All seven justices agreed that there was no malpractice by Travis.

Five of the justices, including Hannah, decided that there are still “issues of material fact to be litigated,” meaning some question of fraud, and sent that portion back to Griffen. But two justices - Karen Baker and Josephine Hart - dissented on that point, arguing that there was no actual fraud committed and therefore no reason to send part of the case back to Griffen.

Skip Henry, who represented the Gill firm and Travis, said his clients believe there are no facts supporting a need for part of the case to be returned to Griffen and will ask the Supreme Court to dismiss that issue.

“The court said that Chris Travis had no duty whatsoever to these people who bought the bonds,” Henry said.

Tom Thrash, who represented First Arkansas Bank and the six other banks who sued, said the Supreme Court “determined that bond counsel is not subject to the Arkansas Securities Act, even in situations where bond counsel may have made a material misrepresentation or omission in the offering documents.”
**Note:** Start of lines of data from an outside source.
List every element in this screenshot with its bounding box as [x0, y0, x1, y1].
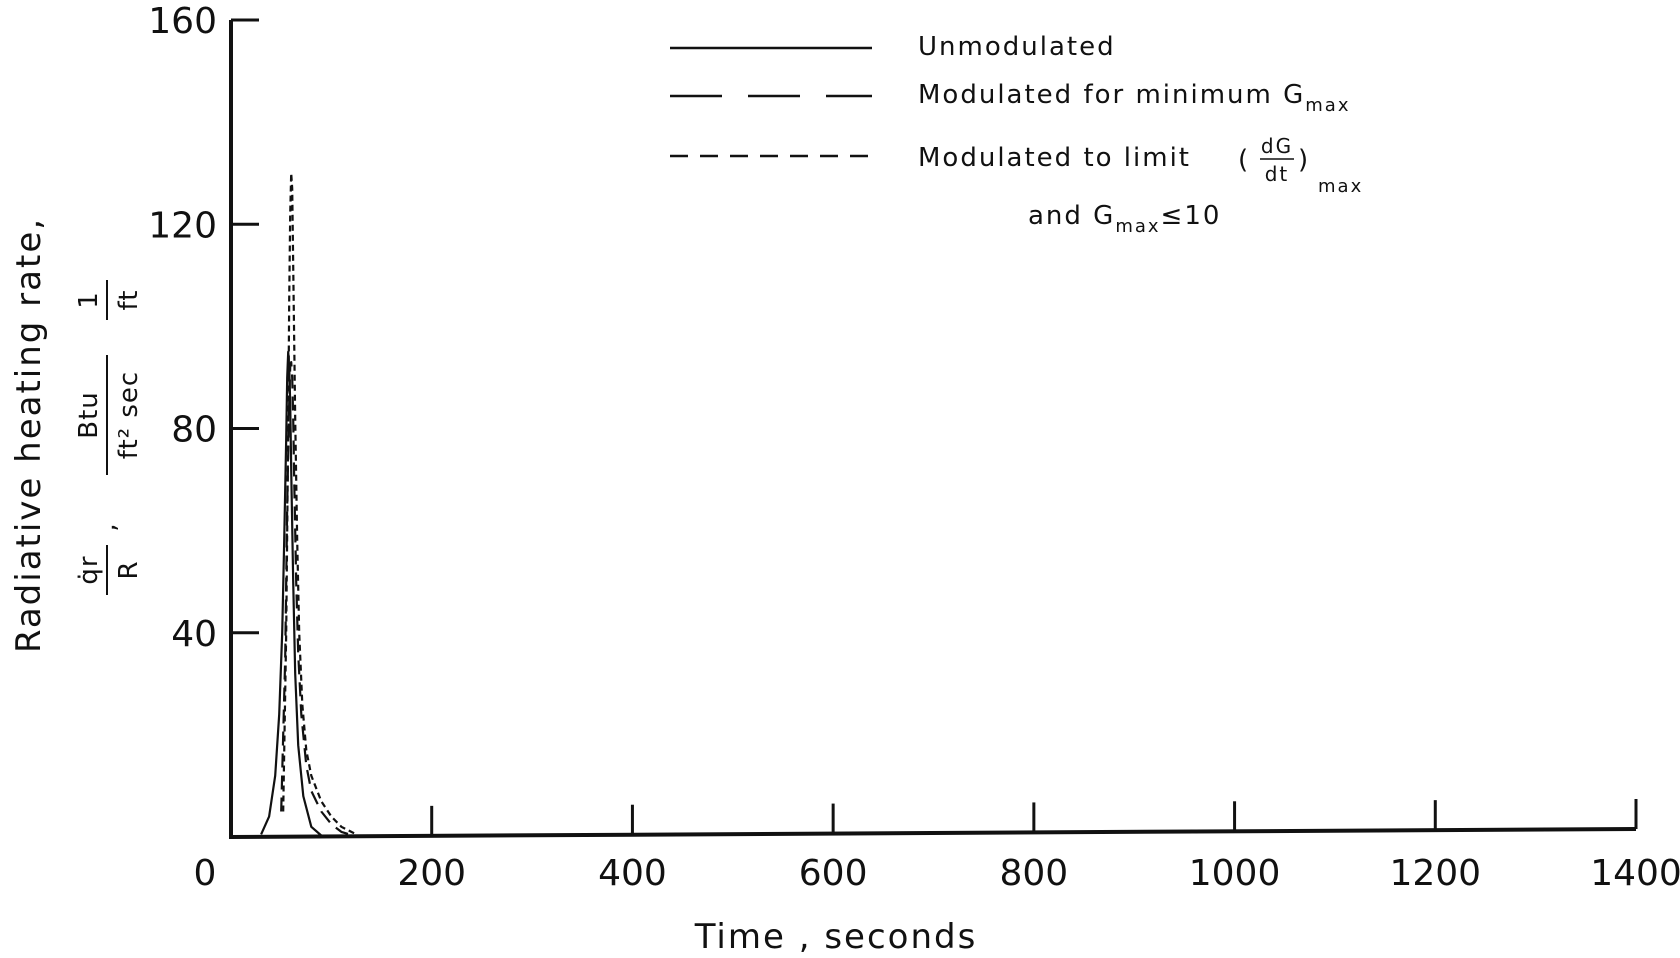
legend-label-unmodulated: Unmodulated — [918, 32, 1116, 62]
x-tick-label: 1400 — [1590, 853, 1680, 894]
series-line-1 — [280, 361, 350, 836]
y-tick-label: 120 — [148, 205, 217, 246]
y-unit2-numerator: 1 — [74, 291, 104, 309]
svg-text:(: ( — [1238, 145, 1250, 175]
series-layer — [260, 172, 357, 837]
legend-label-min-gmax: Modulated for minimum Gmax — [918, 80, 1350, 116]
y-unit2-denominator: ft — [114, 290, 144, 311]
y-unit-denominator: ft² sec — [114, 371, 144, 459]
legend-frac-numerator: dG — [1261, 134, 1293, 158]
y-axis-title: Radiative heating rate, — [9, 217, 49, 653]
x-axis — [230, 827, 1637, 839]
svg-text:,: , — [92, 522, 122, 531]
x-tick-label: 800 — [999, 853, 1068, 894]
x-tick-label: 200 — [397, 853, 466, 894]
x-axis-label: Time , seconds — [694, 917, 978, 957]
x-tick-label: 400 — [598, 853, 667, 894]
x-tick-label: 1000 — [1189, 853, 1281, 894]
legend-label-limit-line2: and Gmax≤10 — [1028, 201, 1221, 237]
x-tick-label: 0 — [194, 853, 217, 894]
y-unit-numerator: Btu — [74, 391, 104, 439]
legend-frac-denominator: dt — [1265, 162, 1290, 186]
svg-text:): ) — [1298, 145, 1310, 175]
x-tick-label: 1200 — [1389, 853, 1481, 894]
x-tick-label: 600 — [799, 853, 868, 894]
series-line-2 — [282, 172, 357, 836]
y-tick-label: 40 — [171, 614, 217, 655]
y-axis-label: Radiative heating rate, — [9, 217, 49, 653]
series-line-0 — [260, 350, 323, 837]
y-sym-denominator: R — [114, 560, 144, 579]
legend: Unmodulated Modulated for minimum Gmax M… — [670, 32, 1363, 237]
y-tick-label: 80 — [171, 410, 217, 451]
y-axis-units: q̇r R , Btu ft² sec 1 ft — [74, 280, 144, 595]
y-tick-label: 160 — [148, 1, 217, 42]
legend-label-limit-dgdt: Modulated to limit — [918, 143, 1191, 173]
y-sym-numerator: q̇r — [74, 555, 104, 584]
legend-limit-sub: max — [1318, 176, 1363, 197]
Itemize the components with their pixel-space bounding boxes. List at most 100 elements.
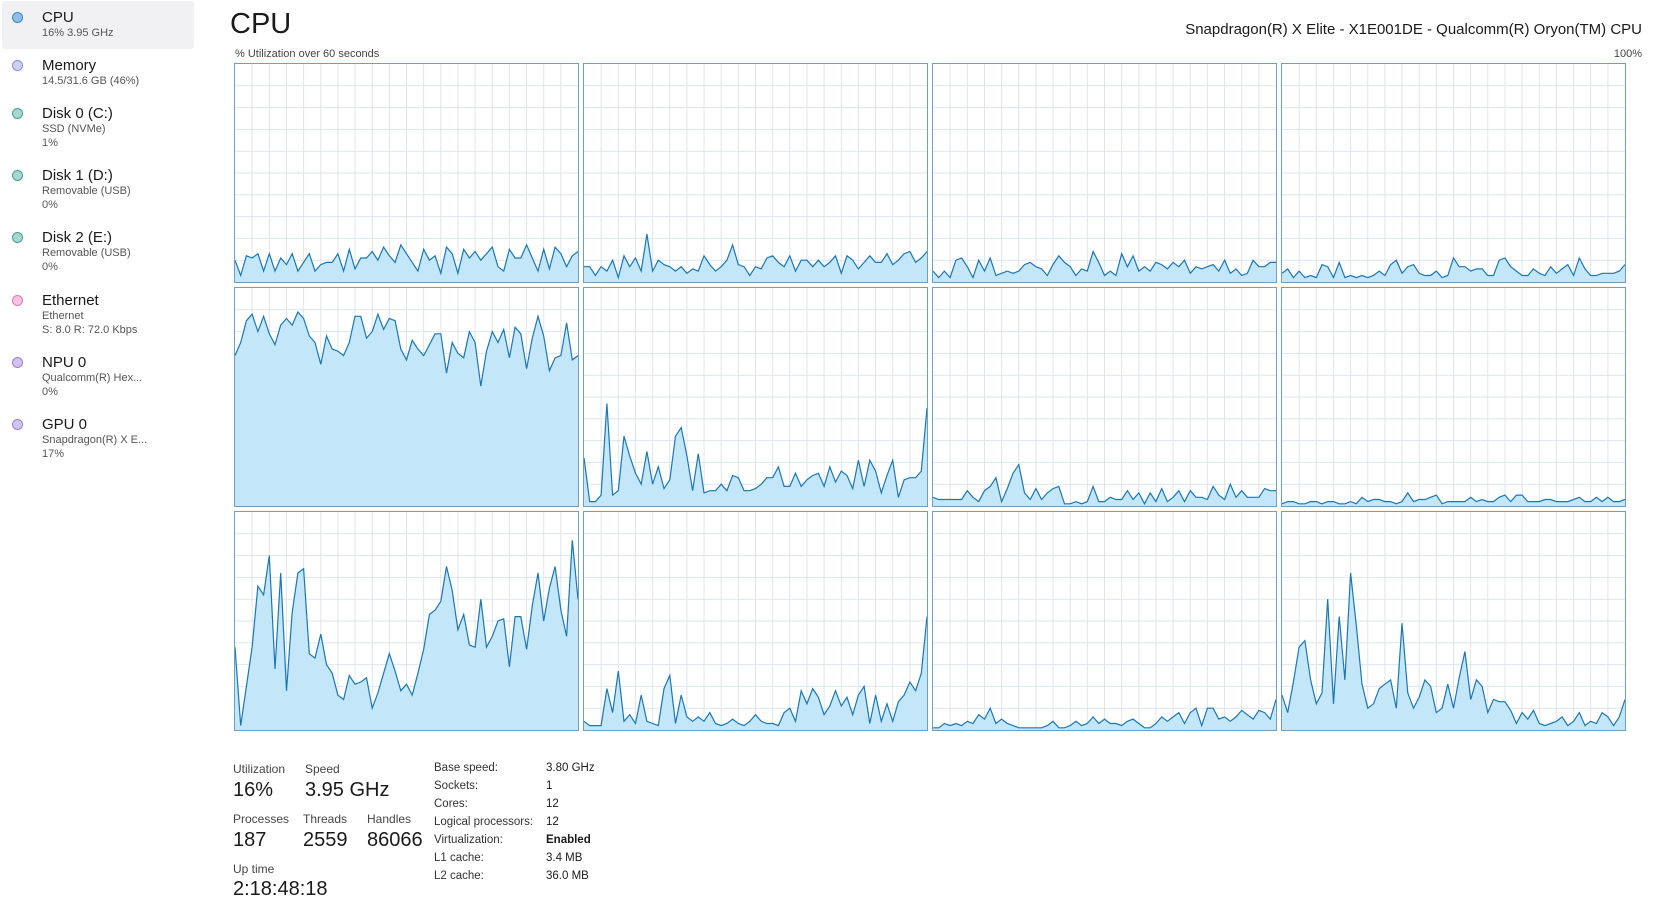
core-graph-plot (235, 512, 578, 730)
core-graph-7[interactable] (1281, 287, 1626, 507)
logical-processors-label: Logical processors: (434, 816, 534, 828)
core-graph-plot (1282, 64, 1625, 282)
sidebar-item-value: 0% (42, 261, 58, 273)
utilization-label: Utilization (233, 762, 286, 776)
sidebar-item-npu[interactable]: NPU 0 Qualcomm(R) Hex... 0% (2, 346, 194, 408)
utilization-area (1282, 492, 1625, 506)
sidebar-item-disk-2[interactable]: Disk 2 (E:) Removable (USB) 0% (2, 221, 194, 283)
sidebar-item-value: S: 8.0 R: 72.0 Kbps (42, 324, 138, 336)
utilization-area (235, 312, 578, 506)
utilization-line (584, 403, 927, 503)
core-graph-4[interactable] (234, 287, 579, 507)
base-speed-label: Base speed: (434, 762, 498, 774)
core-graph-plot (933, 512, 1276, 730)
virtualization-label: Virtualization: (434, 834, 503, 846)
sidebar-item-gpu[interactable]: GPU 0 Snapdragon(R) X E... 17% (2, 408, 194, 470)
threads-value: 2559 (303, 829, 348, 851)
sidebar-item-title: Memory (42, 57, 97, 74)
processes-value: 187 (233, 829, 267, 851)
l1-cache-value: 3.4 MB (546, 852, 583, 864)
utilization-line (235, 310, 578, 387)
sidebar-item-title: Disk 0 (C:) (42, 105, 113, 122)
uptime-value: 2:18:48:18 (233, 878, 328, 900)
core-graph-0[interactable] (234, 63, 579, 283)
utilization-line (1282, 491, 1625, 505)
core-graph-plot (933, 288, 1276, 506)
utilization-line (584, 616, 927, 727)
sidebar-item-ethernet[interactable]: Ethernet Ethernet S: 8.0 R: 72.0 Kbps (2, 284, 194, 346)
handles-value: 86066 (367, 829, 423, 851)
page-title: CPU (230, 8, 292, 40)
core-graph-1[interactable] (583, 63, 928, 283)
sidebar-item-subtitle: SSD (NVMe) (42, 123, 106, 135)
graph-gridlines (933, 64, 1276, 282)
graph-gridlines (1282, 288, 1625, 506)
sidebar-item-subtitle: Ethernet (42, 310, 84, 322)
sidebar-item-value: 0% (42, 199, 58, 211)
graph-gridlines (235, 64, 578, 282)
core-graph-plot (1282, 512, 1625, 730)
disk-dot-icon (12, 232, 23, 243)
virtualization-value: Enabled (546, 834, 591, 846)
disk-dot-icon (12, 108, 23, 119)
gpu-dot-icon (12, 419, 23, 430)
sidebar-item-subtitle: Removable (USB) (42, 185, 131, 197)
sidebar-item-disk-0[interactable]: Disk 0 (C:) SSD (NVMe) 1% (2, 97, 194, 159)
handles-label: Handles (367, 812, 412, 826)
core-graph-plot (584, 512, 927, 730)
utilization-area (584, 234, 927, 282)
utilization-line (235, 243, 578, 278)
sidebar-item-title: Disk 1 (D:) (42, 167, 113, 184)
graph-gridlines (584, 64, 927, 282)
core-graph-10[interactable] (932, 511, 1277, 731)
sidebar-item-title: Ethernet (42, 292, 99, 309)
utilization-area (933, 251, 1276, 282)
l1-cache-label: L1 cache: (434, 852, 484, 864)
utilization-area (584, 616, 927, 730)
core-graph-9[interactable] (583, 511, 928, 731)
utilization-line (1282, 256, 1625, 280)
sidebar-item-cpu[interactable]: CPU 16% 3.95 GHz (2, 1, 194, 49)
cpu-dot-icon (12, 12, 23, 23)
core-graph-3[interactable] (1281, 63, 1626, 283)
utilization-area (1282, 258, 1625, 282)
cores-label: Cores: (434, 798, 468, 810)
l2-cache-label: L2 cache: (434, 870, 484, 882)
processes-label: Processes (233, 812, 290, 826)
core-graph-5[interactable] (583, 287, 928, 507)
speed-value: 3.95 GHz (305, 779, 390, 801)
sockets-value: 1 (546, 780, 553, 792)
utilization-caption: % Utilization over 60 seconds (235, 48, 380, 60)
l2-cache-value: 36.0 MB (546, 870, 589, 882)
core-graph-plot (584, 288, 927, 506)
cores-value: 12 (546, 798, 559, 810)
core-graph-8[interactable] (234, 511, 579, 731)
speed-label: Speed (305, 762, 340, 776)
sidebar-item-value: 1% (42, 137, 58, 149)
sidebar-item-title: CPU (42, 9, 74, 26)
uptime-label: Up time (233, 862, 275, 876)
utilization-line (235, 540, 578, 726)
core-graph-6[interactable] (932, 287, 1277, 507)
graph-gridlines (933, 512, 1276, 730)
utilization-area (1282, 573, 1625, 730)
sidebar-item-subtitle: Snapdragon(R) X E... (42, 434, 148, 446)
core-graph-plot (584, 64, 927, 282)
base-speed-value: 3.80 GHz (546, 762, 595, 774)
sidebar-item-memory[interactable]: Memory 14.5/31.6 GB (46%) (2, 49, 194, 97)
utilization-area (933, 464, 1276, 506)
sidebar-item-value: 17% (42, 448, 65, 460)
core-graph-plot (235, 64, 578, 282)
utilization-line (1282, 572, 1625, 727)
sidebar-item-disk-1[interactable]: Disk 1 (D:) Removable (USB) 0% (2, 159, 194, 221)
sockets-label: Sockets: (434, 780, 479, 792)
sidebar-item-subtitle: Removable (USB) (42, 247, 131, 259)
utilization-area (235, 244, 578, 282)
cpu-model-name: Snapdragon(R) X Elite - X1E001DE - Qualc… (1185, 21, 1642, 38)
graph-gridlines (1282, 64, 1625, 282)
sidebar-item-subtitle: 14.5/31.6 GB (46%) (42, 75, 140, 87)
performance-sidebar: CPU 16% 3.95 GHz Memory 14.5/31.6 GB (46… (0, 0, 196, 894)
core-graph-11[interactable] (1281, 511, 1626, 731)
core-graph-2[interactable] (932, 63, 1277, 283)
memory-dot-icon (12, 60, 23, 71)
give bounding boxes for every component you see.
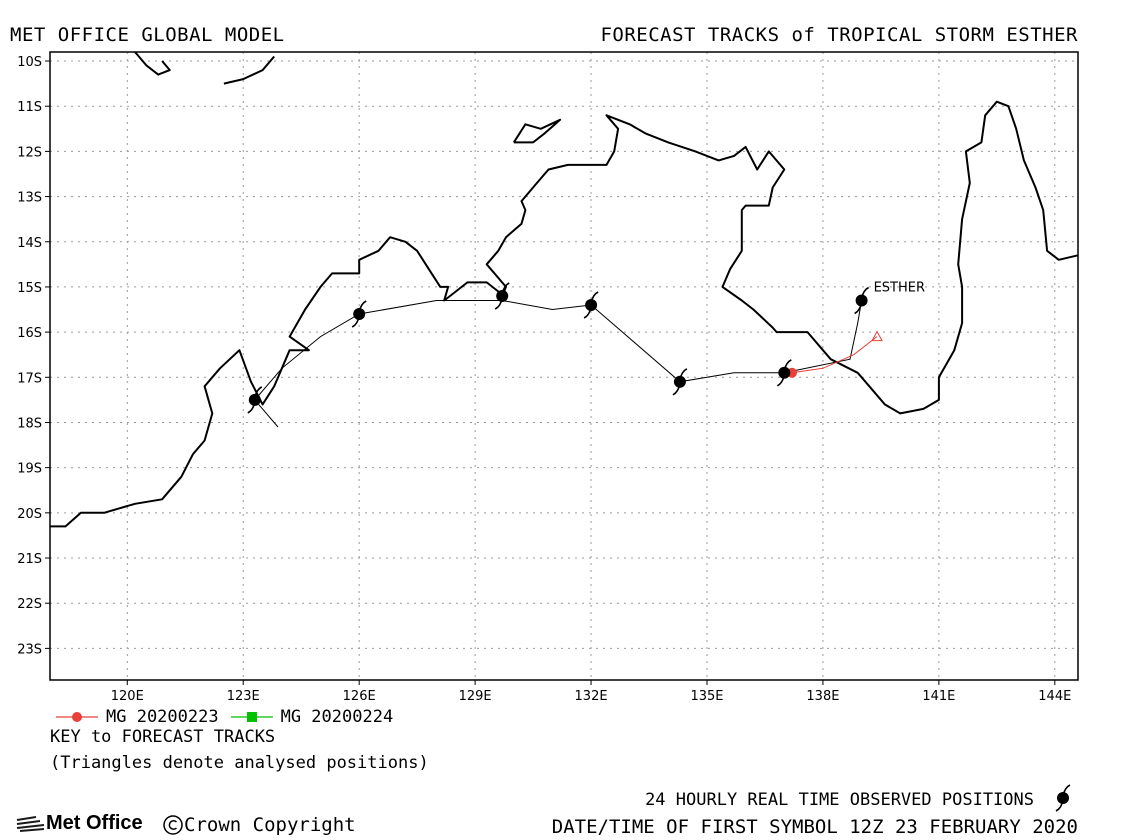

The Arkansas Securities Department, the Arkansas Development Finance Authority, the Arkansas Bank Department, the Arkansas Bankers Association and Stephens Inc. filed briefs in the case asking that Griffen’s ruling be rescinded.

The fear, according to the groups, was that if Griffen’s ruling was upheld, it could make it impossible to sell bonds in Arkansas.

If the Supreme Court affirmed Griffen’s ruling, “Arkansas will stand alone in permitting attorneys to defraud investors in securities offerings without fear of any liability to those investors,” Stephens said in its brief.

But Henry said the Supreme Court’s ruling “is consistent with every other court in this country that has ruled on this issue.”

Stephens declined to comment about the Supreme Court’s decision, Frank Thomas, a spokesman for the firm, said Thursday.

Heath Abshure, commissioner of the Arkansas Securities Department, said, “I don’t feel that the court’s opinion signals that bond attorneys cannot be held liable under the Arkansas Securities Act.”

Rather, Abshure said, the court’s opinion held that the facts in this particular case did not support a finding of liability under the state’s Securities Act.